Konya denince akla ilk gelen lezzet hiç kuşkusuz etliekmektir. Yüzyıllardır şehirle özdeşleşmiş, taş fırında pişirilen etli ve sebzeli ince hamur, Konya mutfağının simgesi haline gelmiştir. Etliekmek, şehrin gastronomi kimliğinin en güçlü sembollerinden biri olsa da, menülerde çok sık yer almayan, kimi Konyalıların bile adını ilk defa duyabileceği bir kültürel lezzet varyasyonu vardır: Recai.
Recai’nin doğuşu
Recai, adını 1960’lı yıllarda Konya’nın geleneksel etliekmek fırınlarından birine sık sık giden bir Konyalıdan alır. Yerel halk arasında “Recai amca” olarak anılan bu kişi, kendi damak zevkine uygun özel bir pide hazırlatırmış. Normal etliekmeğin dışına çıkarak hamurun üzerine zırhla parçalanmış dana eti koyar, üzerine yöresel Konya küflü peyniri serper ve fırında pişirildikten sonra eritilmiş tereyağı ile servis edilmesini istermiş. Zamanla fırıncılar bu tarifi “Recai’nin isteği” olarak anmaya başlamış ve kısa sürede adını taşıyan bir lezzet halini almış.

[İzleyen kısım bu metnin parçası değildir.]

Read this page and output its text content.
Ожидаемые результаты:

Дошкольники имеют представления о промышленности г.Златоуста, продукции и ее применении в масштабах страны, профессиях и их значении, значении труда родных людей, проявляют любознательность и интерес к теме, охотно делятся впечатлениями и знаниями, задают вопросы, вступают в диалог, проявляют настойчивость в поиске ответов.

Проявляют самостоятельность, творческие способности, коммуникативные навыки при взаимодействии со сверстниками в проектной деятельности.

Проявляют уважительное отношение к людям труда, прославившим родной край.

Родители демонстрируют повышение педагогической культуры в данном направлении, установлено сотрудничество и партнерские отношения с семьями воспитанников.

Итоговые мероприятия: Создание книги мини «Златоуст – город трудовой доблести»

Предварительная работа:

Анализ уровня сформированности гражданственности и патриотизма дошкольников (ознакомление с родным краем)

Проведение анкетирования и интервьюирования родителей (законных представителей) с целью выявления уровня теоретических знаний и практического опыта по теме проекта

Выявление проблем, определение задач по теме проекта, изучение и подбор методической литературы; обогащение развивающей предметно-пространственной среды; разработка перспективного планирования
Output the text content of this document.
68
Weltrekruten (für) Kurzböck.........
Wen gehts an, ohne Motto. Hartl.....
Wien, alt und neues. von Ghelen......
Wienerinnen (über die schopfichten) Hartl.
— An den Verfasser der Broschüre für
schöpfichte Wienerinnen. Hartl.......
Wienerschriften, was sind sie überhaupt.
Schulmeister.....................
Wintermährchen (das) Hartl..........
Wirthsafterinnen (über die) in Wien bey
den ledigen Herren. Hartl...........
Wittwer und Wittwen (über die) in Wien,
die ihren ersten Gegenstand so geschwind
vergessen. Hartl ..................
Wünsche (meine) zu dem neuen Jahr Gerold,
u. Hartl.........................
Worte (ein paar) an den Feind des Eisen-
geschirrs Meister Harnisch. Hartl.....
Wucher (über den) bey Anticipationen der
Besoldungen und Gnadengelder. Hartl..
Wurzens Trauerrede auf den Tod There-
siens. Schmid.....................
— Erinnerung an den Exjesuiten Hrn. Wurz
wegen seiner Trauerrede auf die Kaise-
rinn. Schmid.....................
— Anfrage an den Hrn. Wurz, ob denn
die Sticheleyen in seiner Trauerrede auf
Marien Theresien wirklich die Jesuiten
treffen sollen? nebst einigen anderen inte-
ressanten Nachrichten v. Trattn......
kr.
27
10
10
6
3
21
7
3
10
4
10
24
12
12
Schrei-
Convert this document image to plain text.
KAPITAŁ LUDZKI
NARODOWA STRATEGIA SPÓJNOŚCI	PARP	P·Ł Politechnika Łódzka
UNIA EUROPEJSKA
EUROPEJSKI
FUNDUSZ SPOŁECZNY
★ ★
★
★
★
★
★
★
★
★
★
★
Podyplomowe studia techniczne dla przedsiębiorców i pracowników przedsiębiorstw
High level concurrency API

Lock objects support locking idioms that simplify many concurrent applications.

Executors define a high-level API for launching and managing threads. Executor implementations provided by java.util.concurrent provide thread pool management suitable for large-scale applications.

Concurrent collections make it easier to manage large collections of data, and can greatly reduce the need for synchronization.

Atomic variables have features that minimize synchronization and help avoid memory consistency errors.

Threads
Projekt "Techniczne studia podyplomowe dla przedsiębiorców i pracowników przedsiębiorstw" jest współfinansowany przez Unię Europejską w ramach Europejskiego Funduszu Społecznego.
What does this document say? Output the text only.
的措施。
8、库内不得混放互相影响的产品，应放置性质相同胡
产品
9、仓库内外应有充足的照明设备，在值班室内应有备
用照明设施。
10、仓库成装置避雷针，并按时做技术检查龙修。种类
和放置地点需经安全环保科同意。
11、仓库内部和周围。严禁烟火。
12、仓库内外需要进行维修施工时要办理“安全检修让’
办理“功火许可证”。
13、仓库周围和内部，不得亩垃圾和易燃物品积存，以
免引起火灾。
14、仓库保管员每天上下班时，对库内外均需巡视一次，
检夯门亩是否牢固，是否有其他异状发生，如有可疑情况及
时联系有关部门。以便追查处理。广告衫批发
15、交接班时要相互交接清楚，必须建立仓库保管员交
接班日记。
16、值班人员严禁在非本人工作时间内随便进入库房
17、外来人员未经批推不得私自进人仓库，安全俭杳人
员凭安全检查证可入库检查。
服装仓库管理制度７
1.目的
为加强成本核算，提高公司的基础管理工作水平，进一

En iyi Recai nerede yenir?
Konya’ya gelenlerin büyük çoğunluğu etliekmek deneyimi yaşar, ancak Recai’yi gerçekten iyi yapan bir yerde tatma fırsatı bulmak her zaman kolay değil. Bu özel lezzeti deneyimleyebileceğiniz birkaç sayılı mekan bulunuyor. Öne çıkanlar arasında Halk Etliekmek, Recai’nin patenti olarak bilinirken, Ferah Etliekmek ise damakta unutulmaz bir tat patlaması yaşatan başka bir adrestir.
Neden herkes bilmiyor?
Günümüzde Recai, Konya fırınlarının menülerinde yaygın değildir. Yapılan araştırmalar, sadece sınırlı sayıda işletmenin bu özel lezzeti menüsünde bulundurduğunu göstermektedir. Bunun sebepleri arasında küflü peynirin modern damak zevklerinde daha az tercih edilmesi ve yeni neslin bu lezzete temkinli yaklaşması yer alır. Ayrıca etliekmek, tescilli bir ürün olarak güçlü bir kültürel kimliğe sahipken, Recai’nin coğrafi işareti veya yaygın tanınırlığı yoktur. Menü çeşitliliğinde öne çıkarılmaması da, yerel halkın bile bazen farkında olmamasına yol açar.
Recai, Konya mutfağının saklı hazinelerinden biri olarak, şehrin gastronomi tarihine dokunan eşsiz bir lezzet deneyimi sunar. Taş fırının sıcaklığında, tereyağı ve küflü peynirin birleştiği bu özel tarif, yalnızca damaklarda değil, kültürel hafızada da iz bırakıyor.